Weston Dacus

No. 57
- Position: Linebacker

Personal information
- Born: September 19, 1985 (age 40) Searcy, Arkansas, U.S.
- Height: 6 ft 1 in (1.85 m)
- Weight: 232 lb (105 kg)

Career information
- College: Arkansas
- NFL draft: 2008: undrafted

Career history
- Kansas City Chiefs (2008–2009); Florida Tuskers (2010); Virginia Destroyers (2011);

Career NFL statistics
- Total tackles: 8
- Stats at Pro Football Reference

= Weston Dacus =

American football player (born 1985)

Robert Weston Dacus [DAY-cus] (born September 19, 1985) is an American former professional football player who was a linebacker for the Kansas City Chiefs of the National Football League (NFL). He played college football for the Arkansas Razorbacks.

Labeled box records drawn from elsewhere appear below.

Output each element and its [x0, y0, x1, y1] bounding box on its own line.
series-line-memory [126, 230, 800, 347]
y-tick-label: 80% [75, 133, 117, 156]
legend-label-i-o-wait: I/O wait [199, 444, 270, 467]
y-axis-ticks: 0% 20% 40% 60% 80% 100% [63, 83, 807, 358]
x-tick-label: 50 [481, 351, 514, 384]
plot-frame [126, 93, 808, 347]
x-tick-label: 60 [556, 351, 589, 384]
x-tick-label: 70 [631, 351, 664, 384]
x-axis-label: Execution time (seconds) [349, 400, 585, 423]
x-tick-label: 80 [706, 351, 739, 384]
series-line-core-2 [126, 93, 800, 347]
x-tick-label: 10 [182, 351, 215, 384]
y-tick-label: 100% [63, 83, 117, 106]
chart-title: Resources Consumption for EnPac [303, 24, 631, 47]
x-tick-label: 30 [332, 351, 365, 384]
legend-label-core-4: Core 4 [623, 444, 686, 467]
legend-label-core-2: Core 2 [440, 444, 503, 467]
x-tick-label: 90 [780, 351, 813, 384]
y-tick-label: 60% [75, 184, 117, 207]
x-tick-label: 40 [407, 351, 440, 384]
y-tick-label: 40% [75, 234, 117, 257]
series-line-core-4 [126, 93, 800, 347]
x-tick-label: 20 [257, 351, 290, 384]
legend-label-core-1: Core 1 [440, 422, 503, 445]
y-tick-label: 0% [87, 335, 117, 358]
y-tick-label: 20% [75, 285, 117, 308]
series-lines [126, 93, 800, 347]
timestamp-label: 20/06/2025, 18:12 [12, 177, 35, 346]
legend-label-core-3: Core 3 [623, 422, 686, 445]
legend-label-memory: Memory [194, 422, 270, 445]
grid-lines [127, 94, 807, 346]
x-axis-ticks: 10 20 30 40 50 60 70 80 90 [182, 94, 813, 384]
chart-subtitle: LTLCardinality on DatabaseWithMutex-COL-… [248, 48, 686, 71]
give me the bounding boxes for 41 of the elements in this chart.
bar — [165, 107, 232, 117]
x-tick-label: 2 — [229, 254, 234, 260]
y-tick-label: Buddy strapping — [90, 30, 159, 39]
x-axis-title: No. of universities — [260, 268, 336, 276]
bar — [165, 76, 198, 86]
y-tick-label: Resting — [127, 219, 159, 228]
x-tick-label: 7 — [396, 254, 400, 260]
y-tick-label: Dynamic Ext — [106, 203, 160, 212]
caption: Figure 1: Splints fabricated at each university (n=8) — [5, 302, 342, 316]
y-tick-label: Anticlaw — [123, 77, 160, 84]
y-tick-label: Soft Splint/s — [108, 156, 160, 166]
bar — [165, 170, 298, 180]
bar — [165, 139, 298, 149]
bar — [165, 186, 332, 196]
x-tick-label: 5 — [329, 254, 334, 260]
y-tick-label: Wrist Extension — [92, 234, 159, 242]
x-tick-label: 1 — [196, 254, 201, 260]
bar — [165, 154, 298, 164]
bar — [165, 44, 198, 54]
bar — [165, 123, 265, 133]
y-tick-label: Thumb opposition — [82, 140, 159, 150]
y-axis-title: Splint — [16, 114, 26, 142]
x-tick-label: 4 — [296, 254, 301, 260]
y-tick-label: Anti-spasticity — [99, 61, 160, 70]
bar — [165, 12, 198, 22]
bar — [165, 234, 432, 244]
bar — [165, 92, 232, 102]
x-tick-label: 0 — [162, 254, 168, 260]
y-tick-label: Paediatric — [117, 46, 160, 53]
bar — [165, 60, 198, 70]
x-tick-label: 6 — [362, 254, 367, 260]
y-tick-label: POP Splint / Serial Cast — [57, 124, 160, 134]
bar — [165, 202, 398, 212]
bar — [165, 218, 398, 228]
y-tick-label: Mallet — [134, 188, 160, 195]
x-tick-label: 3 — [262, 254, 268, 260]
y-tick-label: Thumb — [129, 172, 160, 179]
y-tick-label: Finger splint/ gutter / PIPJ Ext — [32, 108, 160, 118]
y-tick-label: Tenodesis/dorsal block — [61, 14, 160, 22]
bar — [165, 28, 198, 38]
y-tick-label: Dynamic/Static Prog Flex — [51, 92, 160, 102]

Dacus was a member of Arkansas' 2004 signing class, and went on to play middle linebacker for the Hogs for four seasons. Dacus was a junior starter on the 2006 Arkansas team that won the SEC West division championship, finishing 10–4. His senior season, Arkansas finished 8–5 after losing to Missouri in the 2008 Cotton Bowl. During his career at Arkansas, Dacus was teammates with future NFL players like Darren McFadden, Felix Jones, Peyton Hillis, Damian Williams, Jamaal Anderson, and Mitch Petrus. Dacus was signed by the Kansas City Chiefs as an undrafted free agent in 2008, but was released by the Chiefs in 2009. He played two seasons in the minor league United Football League for the Florida Tuskers, which became the Virginia Destroyers. The league folded in 2012.